The 1990s steered large number of Indian designers, who were talented and creative, displaying a wide variety of innovative styles to the Indian women who desired exclusiveness in their attire. Bollywood continued to be a key factor in impacting fashion trends and designers started playing the role of costume designers for Bollywood films, thus integrating Bollywood opulence with fashion. The saree attire gained prominence as a sensuous wrap that reveals as well as conceals.

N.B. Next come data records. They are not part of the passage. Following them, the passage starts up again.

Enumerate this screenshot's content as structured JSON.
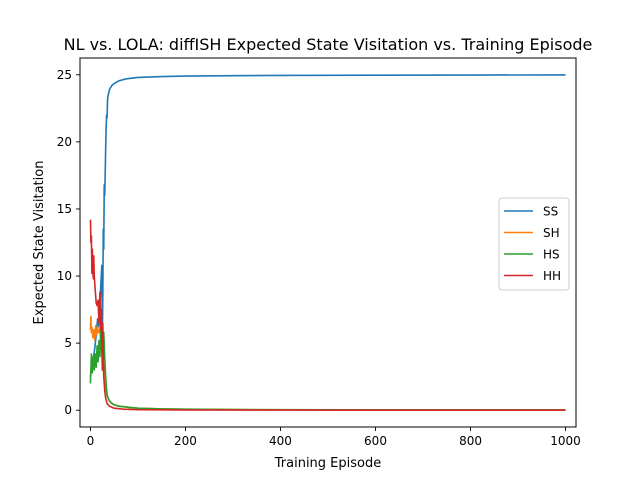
{
  "chart_data": {
    "type": "line",
    "title": "NL vs. LOLA: diffISH Expected State Visitation vs. Training Episode",
    "xlabel": "Training Episode",
    "ylabel": "Expected State Visitation",
    "xlim": [
      -22,
      1022
    ],
    "ylim": [
      -1.25,
      26.25
    ],
    "xticks": [
      0,
      200,
      400,
      600,
      800,
      1000
    ],
    "yticks": [
      0,
      5,
      10,
      15,
      20,
      25
    ],
    "grid": false,
    "legend_position": "center-right",
    "series": [
      {
        "name": "SS",
        "color": "#1f77b4",
        "points": [
          [
            0,
            2.5
          ],
          [
            3,
            3.2
          ],
          [
            6,
            3.8
          ],
          [
            9,
            4.6
          ],
          [
            12,
            5.6
          ],
          [
            15,
            6.8
          ],
          [
            18,
            6.2
          ],
          [
            20,
            7.8
          ],
          [
            22,
            9.5
          ],
          [
            24,
            10.8
          ],
          [
            25,
            5.5
          ],
          [
            26,
            8.5
          ],
          [
            27,
            13.5
          ],
          [
            28,
            12.0
          ],
          [
            29,
            16.8
          ],
          [
            30,
            16.0
          ],
          [
            31,
            17.5
          ],
          [
            32,
            19.5
          ],
          [
            33,
            21.0
          ],
          [
            34,
            22.0
          ],
          [
            35,
            21.8
          ],
          [
            36,
            23.2
          ],
          [
            38,
            23.6
          ],
          [
            40,
            23.9
          ],
          [
            45,
            24.2
          ],
          [
            50,
            24.35
          ],
          [
            60,
            24.55
          ],
          [
            70,
            24.65
          ],
          [
            80,
            24.72
          ],
          [
            100,
            24.8
          ],
          [
            150,
            24.87
          ],
          [
            200,
            24.9
          ],
          [
            300,
            24.93
          ],
          [
            400,
            24.95
          ],
          [
            600,
            24.97
          ],
          [
            800,
            24.98
          ],
          [
            1000,
            24.99
          ]
        ]
      },
      {
        "name": "SH",
        "color": "#ff7f0e",
        "points": [
          [
            0,
            6.0
          ],
          [
            1,
            7.0
          ],
          [
            2,
            5.8
          ],
          [
            3,
            6.2
          ],
          [
            5,
            5.4
          ],
          [
            7,
            6.0
          ],
          [
            9,
            5.2
          ],
          [
            11,
            6.3
          ],
          [
            13,
            5.6
          ],
          [
            15,
            6.0
          ],
          [
            17,
            5.8
          ],
          [
            19,
            6.2
          ],
          [
            21,
            5.5
          ],
          [
            23,
            4.8
          ],
          [
            25,
            3.8
          ],
          [
            27,
            4.5
          ],
          [
            29,
            3.0
          ],
          [
            31,
            2.2
          ],
          [
            33,
            1.5
          ],
          [
            35,
            1.1
          ],
          [
            38,
            0.8
          ],
          [
            42,
            0.6
          ],
          [
            50,
            0.4
          ],
          [
            60,
            0.3
          ],
          [
            80,
            0.22
          ],
          [
            100,
            0.15
          ],
          [
            150,
            0.1
          ],
          [
            200,
            0.07
          ],
          [
            300,
            0.05
          ],
          [
            500,
            0.03
          ],
          [
            700,
            0.02
          ],
          [
            1000,
            0.02
          ]
        ]
      },
      {
        "name": "HS",
        "color": "#2ca02c",
        "points": [
          [
            0,
            2.0
          ],
          [
            2,
            4.2
          ],
          [
            4,
            2.8
          ],
          [
            6,
            4.0
          ],
          [
            8,
            3.0
          ],
          [
            10,
            4.2
          ],
          [
            12,
            3.2
          ],
          [
            14,
            4.8
          ],
          [
            16,
            3.6
          ],
          [
            18,
            5.2
          ],
          [
            20,
            4.0
          ],
          [
            22,
            6.2
          ],
          [
            24,
            4.8
          ],
          [
            26,
            3.2
          ],
          [
            28,
            5.8
          ],
          [
            30,
            4.0
          ],
          [
            32,
            2.5
          ],
          [
            34,
            1.5
          ],
          [
            36,
            1.0
          ],
          [
            40,
            0.7
          ],
          [
            45,
            0.5
          ],
          [
            50,
            0.4
          ],
          [
            60,
            0.3
          ],
          [
            80,
            0.22
          ],
          [
            100,
            0.15
          ],
          [
            150,
            0.1
          ],
          [
            200,
            0.08
          ],
          [
            300,
            0.05
          ],
          [
            500,
            0.03
          ],
          [
            700,
            0.02
          ],
          [
            1000,
            0.02
          ]
        ]
      },
      {
        "name": "HH",
        "color": "#d62728",
        "points": [
          [
            0,
            14.2
          ],
          [
            1,
            12.5
          ],
          [
            2,
            13.0
          ],
          [
            3,
            10.2
          ],
          [
            4,
            12.0
          ],
          [
            5,
            10.5
          ],
          [
            6,
            9.8
          ],
          [
            7,
            11.5
          ],
          [
            8,
            10.0
          ],
          [
            10,
            9.0
          ],
          [
            12,
            8.0
          ],
          [
            14,
            7.8
          ],
          [
            16,
            8.2
          ],
          [
            18,
            6.5
          ],
          [
            20,
            8.8
          ],
          [
            22,
            6.0
          ],
          [
            23,
            7.5
          ],
          [
            24,
            5.0
          ],
          [
            25,
            3.0
          ],
          [
            26,
            6.5
          ],
          [
            27,
            4.0
          ],
          [
            28,
            2.5
          ],
          [
            30,
            1.5
          ],
          [
            32,
            0.9
          ],
          [
            35,
            0.5
          ],
          [
            40,
            0.3
          ],
          [
            50,
            0.15
          ],
          [
            70,
            0.08
          ],
          [
            100,
            0.04
          ],
          [
            200,
            0.02
          ],
          [
            400,
            0.01
          ],
          [
            1000,
            0.0
          ]
        ]
      }
    ]
  }
}
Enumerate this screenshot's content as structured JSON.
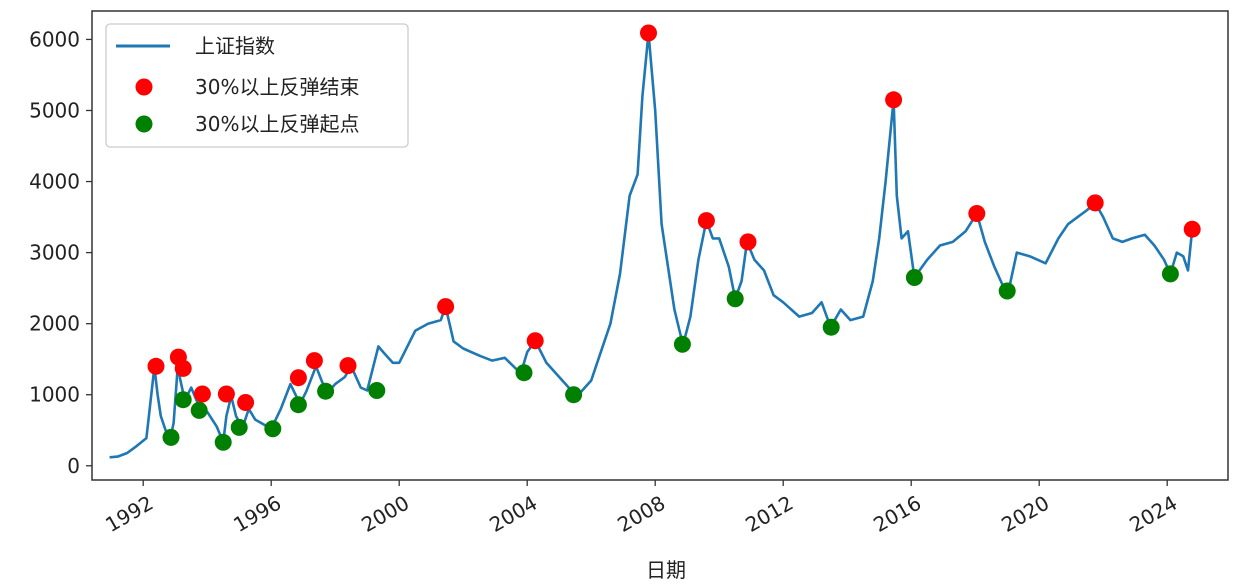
{
  "chart_data": {
    "type": "line",
    "xlabel": "日期",
    "ylabel": "",
    "xlim": [
      1990.4,
      2025.9
    ],
    "ylim": [
      -200,
      6400
    ],
    "x_ticks": [
      1992,
      1996,
      2000,
      2004,
      2008,
      2012,
      2016,
      2020,
      2024
    ],
    "y_ticks": [
      0,
      1000,
      2000,
      3000,
      4000,
      5000,
      6000
    ],
    "legend_position": "top-left",
    "grid": false,
    "colors": {
      "line": "#1f77b4",
      "end": "#ff0000",
      "start": "#008000"
    },
    "series": [
      {
        "name": "上证指数",
        "kind": "line",
        "x": [
          1990.95,
          1991.2,
          1991.5,
          1991.8,
          1992.1,
          1992.35,
          1992.45,
          1992.55,
          1992.7,
          1992.85,
          1992.95,
          1993.1,
          1993.15,
          1993.3,
          1993.5,
          1993.8,
          1994.0,
          1994.3,
          1994.5,
          1994.6,
          1994.75,
          1994.9,
          1995.1,
          1995.3,
          1995.5,
          1995.7,
          1996.0,
          1996.3,
          1996.6,
          1996.9,
          1997.1,
          1997.4,
          1997.6,
          1997.8,
          1998.0,
          1998.3,
          1998.5,
          1998.8,
          1999.0,
          1999.35,
          1999.5,
          1999.8,
          2000.0,
          2000.5,
          2000.9,
          2001.3,
          2001.45,
          2001.7,
          2002.0,
          2002.5,
          2002.9,
          2003.3,
          2003.8,
          2004.0,
          2004.25,
          2004.6,
          2005.0,
          2005.4,
          2005.6,
          2006.0,
          2006.3,
          2006.6,
          2006.9,
          2007.2,
          2007.45,
          2007.6,
          2007.79,
          2008.0,
          2008.2,
          2008.4,
          2008.6,
          2008.87,
          2009.1,
          2009.35,
          2009.6,
          2009.8,
          2010.0,
          2010.3,
          2010.5,
          2010.7,
          2010.87,
          2011.1,
          2011.4,
          2011.7,
          2012.0,
          2012.5,
          2012.9,
          2013.2,
          2013.48,
          2013.8,
          2014.1,
          2014.5,
          2014.8,
          2015.0,
          2015.2,
          2015.45,
          2015.55,
          2015.7,
          2015.9,
          2016.1,
          2016.5,
          2016.9,
          2017.3,
          2017.7,
          2018.05,
          2018.3,
          2018.6,
          2018.9,
          2019.05,
          2019.3,
          2019.7,
          2020.2,
          2020.6,
          2020.9,
          2021.2,
          2021.5,
          2021.75,
          2022.0,
          2022.3,
          2022.6,
          2022.9,
          2023.3,
          2023.6,
          2023.9,
          2024.1,
          2024.3,
          2024.5,
          2024.65,
          2024.78
        ],
        "y": [
          120,
          130,
          180,
          280,
          390,
          1390,
          1000,
          700,
          500,
          392,
          600,
          1520,
          1230,
          920,
          1100,
          780,
          760,
          550,
          330,
          700,
          980,
          700,
          530,
          800,
          650,
          600,
          520,
          800,
          1150,
          870,
          1050,
          1400,
          1170,
          1050,
          1150,
          1250,
          1400,
          1100,
          1060,
          1680,
          1600,
          1450,
          1450,
          1900,
          2000,
          2050,
          2240,
          1750,
          1650,
          1550,
          1480,
          1520,
          1300,
          1600,
          1760,
          1450,
          1250,
          1050,
          1000,
          1200,
          1600,
          2000,
          2700,
          3800,
          4100,
          5200,
          6090,
          5000,
          3400,
          2800,
          2200,
          1700,
          2100,
          2900,
          3450,
          3200,
          3200,
          2800,
          2350,
          2600,
          3150,
          2900,
          2750,
          2400,
          2300,
          2100,
          2150,
          2300,
          1950,
          2200,
          2050,
          2100,
          2600,
          3200,
          4000,
          5150,
          3800,
          3200,
          3300,
          2650,
          2900,
          3100,
          3150,
          3300,
          3550,
          3150,
          2800,
          2500,
          2480,
          3000,
          2950,
          2850,
          3200,
          3400,
          3500,
          3600,
          3700,
          3500,
          3200,
          3150,
          3200,
          3250,
          3100,
          2900,
          2700,
          3000,
          2950,
          2750,
          3330
        ]
      },
      {
        "name": "30%以上反弹结束",
        "kind": "marker",
        "x": [
          1992.4,
          1993.1,
          1993.25,
          1993.85,
          1994.6,
          1995.2,
          1996.85,
          1997.35,
          1998.4,
          2001.45,
          2004.25,
          2007.79,
          2009.6,
          2010.9,
          2015.45,
          2018.05,
          2021.75,
          2024.78
        ],
        "y": [
          1400,
          1530,
          1370,
          1010,
          1010,
          890,
          1240,
          1480,
          1410,
          2240,
          1760,
          6090,
          3450,
          3150,
          5150,
          3550,
          3700,
          3330
        ]
      },
      {
        "name": "30%以上反弹起点",
        "kind": "marker",
        "x": [
          1992.87,
          1993.25,
          1993.75,
          1994.5,
          1995.0,
          1996.05,
          1996.85,
          1997.7,
          1999.3,
          2003.9,
          2005.45,
          2008.85,
          2010.5,
          2013.5,
          2016.1,
          2019.0,
          2024.1
        ],
        "y": [
          400,
          930,
          780,
          330,
          540,
          520,
          860,
          1050,
          1060,
          1310,
          1000,
          1710,
          2350,
          1950,
          2650,
          2460,
          2700
        ]
      }
    ]
  }
}
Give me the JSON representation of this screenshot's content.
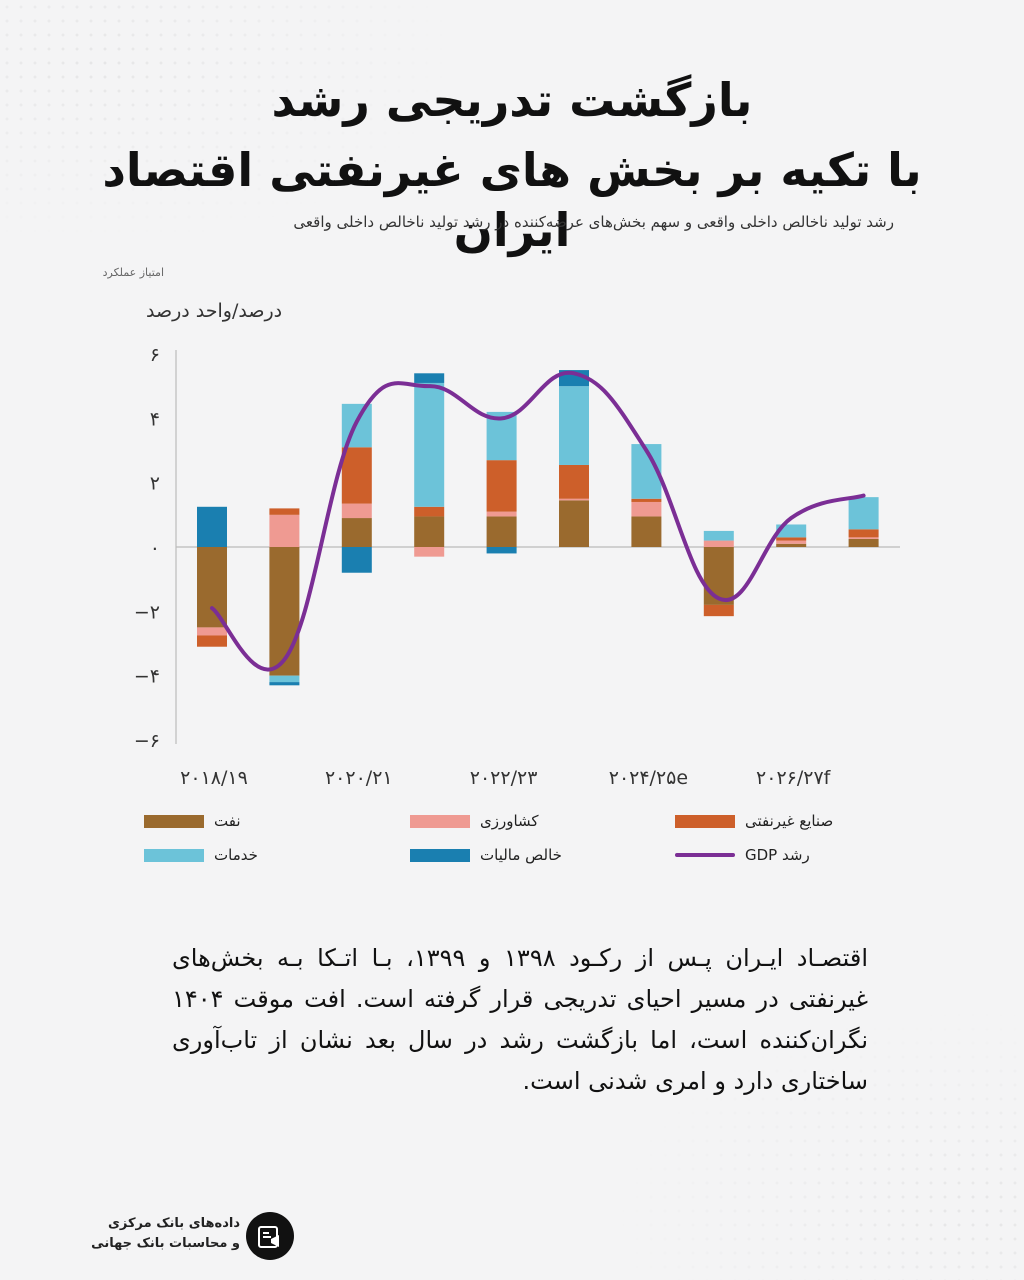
{
  "title_line1": "بازگشت تدریجی رشد",
  "title_line2": "با تکیه بر بخش های غیرنفتی اقتصاد ایران",
  "subtitle": "رشد تولید ناخالص داخلی واقعی و سهم بخش‌های عرضه‌کننده در رشد تولید ناخالص داخلی واقعی",
  "subnote": "امتیاز عملکرد",
  "y_unit": "درصد/واحد درصد",
  "colors": {
    "oil": "#9a6a2e",
    "agriculture": "#ef9a92",
    "industry": "#cd5f2a",
    "services": "#6cc3d9",
    "net_taxes": "#1a7fb0",
    "gdp_line": "#7b2e95",
    "background": "#f4f4f5"
  },
  "chart_data": {
    "type": "bar",
    "stacked": true,
    "categories": [
      "2018/19",
      "2019/20",
      "2020/21",
      "2021/22",
      "2022/23",
      "2023/24",
      "2024/25e",
      "2025/26f",
      "2026/27f",
      "2027/28f"
    ],
    "x_tick_labels": [
      "۲۰۱۸/۱۹",
      "۲۰۲۰/۲۱",
      "۲۰۲۲/۲۳",
      "۲۰۲۴/۲۵e",
      "۲۰۲۶/۲۷f"
    ],
    "y_tick_labels": [
      "۶",
      "۴",
      "۲",
      "۰",
      "−۲",
      "−۴",
      "−۶"
    ],
    "ylim": [
      -6,
      6
    ],
    "grid": false,
    "legend_position": "bottom",
    "series": [
      {
        "name": "نفت",
        "key": "oil",
        "values": [
          -2.5,
          -4.0,
          0.9,
          0.95,
          0.95,
          1.45,
          0.95,
          -1.8,
          0.1,
          0.25
        ]
      },
      {
        "name": "کشاورزی",
        "key": "agriculture",
        "values": [
          -0.25,
          1.0,
          0.45,
          -0.3,
          0.15,
          0.05,
          0.45,
          0.2,
          0.1,
          0.05
        ]
      },
      {
        "name": "صنایع غیرنفتی",
        "key": "industry",
        "values": [
          -0.35,
          0.2,
          1.75,
          0.3,
          1.6,
          1.05,
          0.1,
          -0.35,
          0.1,
          0.25
        ]
      },
      {
        "name": "خدمات",
        "key": "services",
        "values": [
          0,
          -0.2,
          1.35,
          3.85,
          1.5,
          2.45,
          1.7,
          0.3,
          0.4,
          1.0
        ]
      },
      {
        "name": "خالص مالیات",
        "key": "net_taxes",
        "values": [
          1.25,
          -0.1,
          -0.8,
          0.3,
          -0.2,
          0.5,
          0,
          0,
          0,
          0
        ]
      },
      {
        "name": "رشد GDP",
        "key": "gdp",
        "type": "line",
        "values": [
          -1.9,
          -3.5,
          3.9,
          5.0,
          4.0,
          5.4,
          3.0,
          -1.6,
          0.9,
          1.6
        ]
      }
    ]
  },
  "source_line1": "داده‌های بانک مرکزی",
  "source_line2": "و محاسبات بانک جهانی",
  "body_text": "اقتصـاد ایـران پـس از رکـود ۱۳۹۸ و ۱۳۹۹، بـا اتـکا بـه بخش‌های غیرنفتی در مسیر احیای تدریجی قرار گرفته است. افت موقت ۱۴۰۴ نگران‌کننده است، اما بازگشت رشد در سال بعد نشان از تاب‌آوری ساختاری دارد و امری شدنی است."
}
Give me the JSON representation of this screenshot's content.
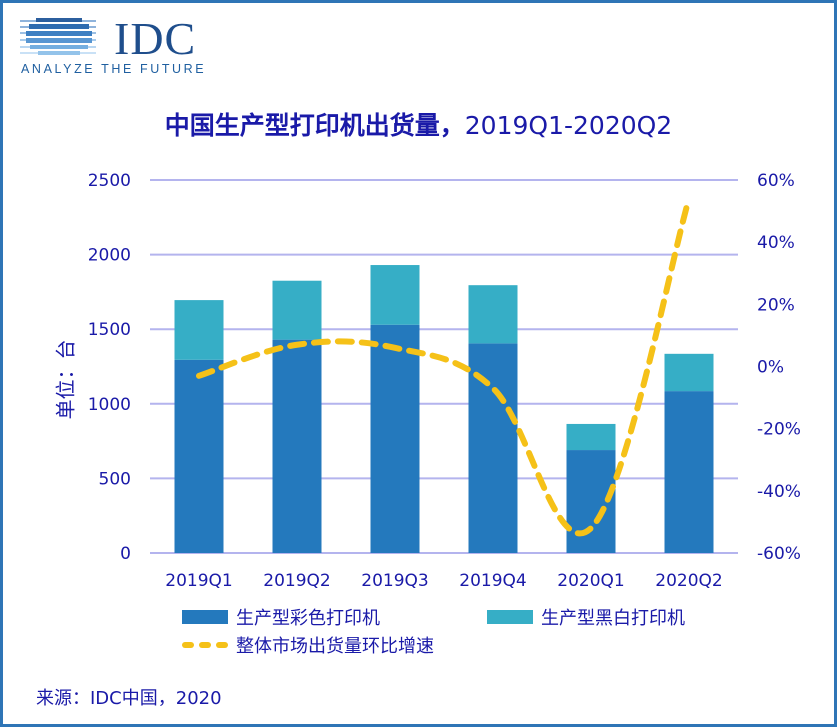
{
  "logo": {
    "wordmark": "IDC",
    "tagline": "ANALYZE THE FUTURE"
  },
  "colors": {
    "frame": "#2e75b6",
    "color_printer": "#2479bd",
    "mono_printer": "#36aec6",
    "growth_line": "#f5c118",
    "grid": "#b4b4ee",
    "text": "#1a1aa8"
  },
  "chart_data": {
    "type": "bar",
    "stacked": true,
    "title": "中国生产型打印机出货量，2019Q1-2020Q2",
    "title_bold": "中国生产型打印机出货量，",
    "title_rest": "2019Q1-2020Q2",
    "ylabel": "单位：台",
    "xlabel": "",
    "categories": [
      "2019Q1",
      "2019Q2",
      "2019Q3",
      "2019Q4",
      "2020Q1",
      "2020Q2"
    ],
    "ylim": [
      0,
      2500
    ],
    "yticks": [
      "0",
      "500",
      "1000",
      "1500",
      "2000",
      "2500"
    ],
    "y2lim": [
      -60,
      60
    ],
    "y2ticks": [
      "-60%",
      "-40%",
      "-20%",
      "0%",
      "20%",
      "40%",
      "60%"
    ],
    "grid": true,
    "series": [
      {
        "name": "生产型彩色打印机",
        "type": "bar",
        "axis": "left",
        "values": [
          1295,
          1430,
          1530,
          1405,
          690,
          1085
        ]
      },
      {
        "name": "生产型黑白打印机",
        "type": "bar",
        "axis": "left",
        "values": [
          400,
          395,
          400,
          390,
          175,
          250
        ]
      },
      {
        "name": "整体市场出货量环比增速",
        "type": "line",
        "axis": "right",
        "style": "dashed",
        "values": [
          -3,
          7,
          6,
          -7,
          -52,
          54
        ]
      }
    ],
    "legend_position": "bottom"
  },
  "source": "来源：IDC中国，2020"
}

The changing role and perception of women in society have prompted changes in the saree attire. The metamorphosis of the saree from a modest traditional attire to a fashionable ensemble is attributed to the changing personality of the Indian women. The contemporary woman does not mind to bare as she is particular about her fitness. She is well informed, well-travelled and financially independent, and is selective in her choice. The economically independent woman is aware of the latest trends and is able to make her own choice with ease. This is reflected in her clothing style, which is more personalised and innovative.
In the 21st century, an assortment of saree styles co-exist that are aptly selected by the wearer, based on her socio-cultural values, beliefs and customs. The preference for the saree is also related to the type of saree, fabric, style of draping, the occasion for which it is worn as well as the personality of the wearer.
Deeply rooted in its cultural ethos, the contemporary young Indian woman prefers the saree on special occasions, yet retains modernism by teaming it with a stylish blouse.